Based in Washington, D.C., the group promotes good relations and trade between Turkey and several mid-Atlantic states.

Most Turks are Muslims and Turkish officials want Americans to know they aren't connected to Islamic terrorists, Yost said.

He admitted he was apprehensive initially about traveling to the Middle Eastern nation because the invitation came about the time of Osama bin Laden's assassination and he feared retaliations from the Taliban.

But after receiving some assurance from the group, Yost and his wife, Kris, embarked on a Turkish airliner from Dallas, Texas.

The Yosts and the Walters paid their airfare while the Turkish federation provided their accommodations during their stay.

Yost said Turkey imports about $6 billion in American goods, about $68 million of it from West Virginia.

Coal and mining equipment are among Turkey's American imports, and Yost brought information about Tunnel Ridge Mine of Ohio County and because of its specialization in storage containers and safety equipment, Eagle Manufacturing of Wellsburg.

The need for safer conditions for Turkish miners was underscored during Yost's visit to a coal mine near the Black Sea. The mine had no ventilation and no electricity.

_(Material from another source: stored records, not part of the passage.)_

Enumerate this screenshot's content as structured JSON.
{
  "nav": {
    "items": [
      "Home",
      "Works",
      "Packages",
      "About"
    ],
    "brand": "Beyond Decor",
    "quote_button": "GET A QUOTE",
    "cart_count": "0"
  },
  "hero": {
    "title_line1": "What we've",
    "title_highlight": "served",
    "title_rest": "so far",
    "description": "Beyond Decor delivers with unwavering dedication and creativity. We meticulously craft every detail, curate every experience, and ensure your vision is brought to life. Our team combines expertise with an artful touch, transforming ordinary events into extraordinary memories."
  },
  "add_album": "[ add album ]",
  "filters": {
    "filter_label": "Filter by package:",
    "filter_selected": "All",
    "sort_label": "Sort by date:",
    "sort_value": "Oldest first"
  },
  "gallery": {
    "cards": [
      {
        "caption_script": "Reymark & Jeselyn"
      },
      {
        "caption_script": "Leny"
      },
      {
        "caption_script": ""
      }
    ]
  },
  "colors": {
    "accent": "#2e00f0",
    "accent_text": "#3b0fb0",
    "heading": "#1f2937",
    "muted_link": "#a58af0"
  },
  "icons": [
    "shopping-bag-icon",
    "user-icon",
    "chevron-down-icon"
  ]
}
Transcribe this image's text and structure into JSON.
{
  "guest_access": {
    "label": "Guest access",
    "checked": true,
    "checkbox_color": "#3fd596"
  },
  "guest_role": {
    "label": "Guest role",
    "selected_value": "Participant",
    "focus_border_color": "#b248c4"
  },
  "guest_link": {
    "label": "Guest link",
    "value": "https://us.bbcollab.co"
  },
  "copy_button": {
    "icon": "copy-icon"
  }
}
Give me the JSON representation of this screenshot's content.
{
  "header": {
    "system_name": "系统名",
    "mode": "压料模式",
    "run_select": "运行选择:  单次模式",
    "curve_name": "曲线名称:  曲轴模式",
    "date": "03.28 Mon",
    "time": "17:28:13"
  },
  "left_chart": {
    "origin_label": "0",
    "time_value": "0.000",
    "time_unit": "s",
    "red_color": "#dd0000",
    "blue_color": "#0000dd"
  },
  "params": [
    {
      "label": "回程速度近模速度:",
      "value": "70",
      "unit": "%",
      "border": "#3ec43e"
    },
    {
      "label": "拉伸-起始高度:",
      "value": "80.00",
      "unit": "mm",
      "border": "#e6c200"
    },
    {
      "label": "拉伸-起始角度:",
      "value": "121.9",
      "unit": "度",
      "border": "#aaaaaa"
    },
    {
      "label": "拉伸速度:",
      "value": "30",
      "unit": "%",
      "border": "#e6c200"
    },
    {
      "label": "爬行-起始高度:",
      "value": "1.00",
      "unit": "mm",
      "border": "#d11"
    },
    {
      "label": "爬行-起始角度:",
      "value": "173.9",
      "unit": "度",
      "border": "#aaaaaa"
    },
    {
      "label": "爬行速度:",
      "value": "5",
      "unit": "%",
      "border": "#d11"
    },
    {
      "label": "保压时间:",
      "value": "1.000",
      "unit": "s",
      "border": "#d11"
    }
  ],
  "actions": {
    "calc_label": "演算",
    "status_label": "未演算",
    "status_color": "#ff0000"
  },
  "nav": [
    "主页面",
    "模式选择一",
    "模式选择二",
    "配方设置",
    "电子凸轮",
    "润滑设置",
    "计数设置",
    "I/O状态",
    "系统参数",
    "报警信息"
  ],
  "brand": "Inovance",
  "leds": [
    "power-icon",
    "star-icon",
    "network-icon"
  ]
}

With a donkey used to haul coal from the site, the mine was like those operated 100 years ago in the U.S., Yost said.

But visits to nine major cities in Turkey revealed another side of the nation.

Yost said the hotels where he stayed were "very high-tech" and environmentally-friendly, with guests inserting cards into a box by the door to activate air conditioning and other electrical functions inside.

"Everything is shut off when you're not in the room," he said.

Yost added that many Turks live in apartment complexes topped with water tanks heated by solar panels.

Among the Yosts' many stops was the Grand Bazaar, one of the country's oldest covered markets, in Istanbul. The market also is one of Turkey's largest, occupying the space of about two football fields, and home to thousands of shops.

Yost said many Turkish businesses are "mom and pop" stores specializing in products ranging from produce to pharmaceuticals.

He said the people of Turkey frequently eat a healthy diet of shish kabobs with chicken, beef or lamb and fruit and very little deep-fried food and other food high in cholesterol.

They also drink tea frequently from small glasses, and it often was served during his visits to Turkish dignitaries.

During his stay, Yost met the mayors of nine major cities, including Ankara, the capitol of Turkey; and Istanbul, the nation's largest city and its capital before Turkey became a republic.

It's customary to exchange gifts on such occasions, and Yost brought glass items from Fenton Glass of Williamstown, W.Va. Among the many gifts he brought home was a statuette of a coal miner given to him by the mayor of Zonguldak, a center of coal mining near the Black Sea.

Yost said about 14,000 Turks are employed by Turkey's 17 coal mines.

He said many of the Turkish officials weren't fluent in English, so interpreters, including a professor and a student from West Virginia University, accompanied the group.

But students at Ahmet Ulusoy College, which actually was a private middle school for students planning to study at a university, could English quite well, Yost said.

When a teacher asked his students if they had any questions for Yost, they eagerly raised their hands, he recalled.

"They couldn't wait to say a few words in English to me," Yost said.

He and Kris said the students were very interested in American culture and customs.

"They could have kept us all day, and we could have stayed all day," Kris said.

Jack said he found the Turkish culture to be a mix of old and new customs. He noted women there still cover their heads with scarves and some cover their faces with veils; they often didn't eat with the men and if they did, they didn't speak.

The pair visited mosques, Islamic places of worship; as well as the shrine known as the House of the Virgin Mary, where St. John is said to have cared for the mother of Jesus Christ.

Yost said a Turkish official commented on fighting between diverse Muslim sects and asked how so many Christian denominations can co-exist peacefully in the U.S.

"My answer was that when folks came here (to the U.S.), they were seeking various freedoms, and we enjoy the freedom they fought for so much we're not going to give it up," he said.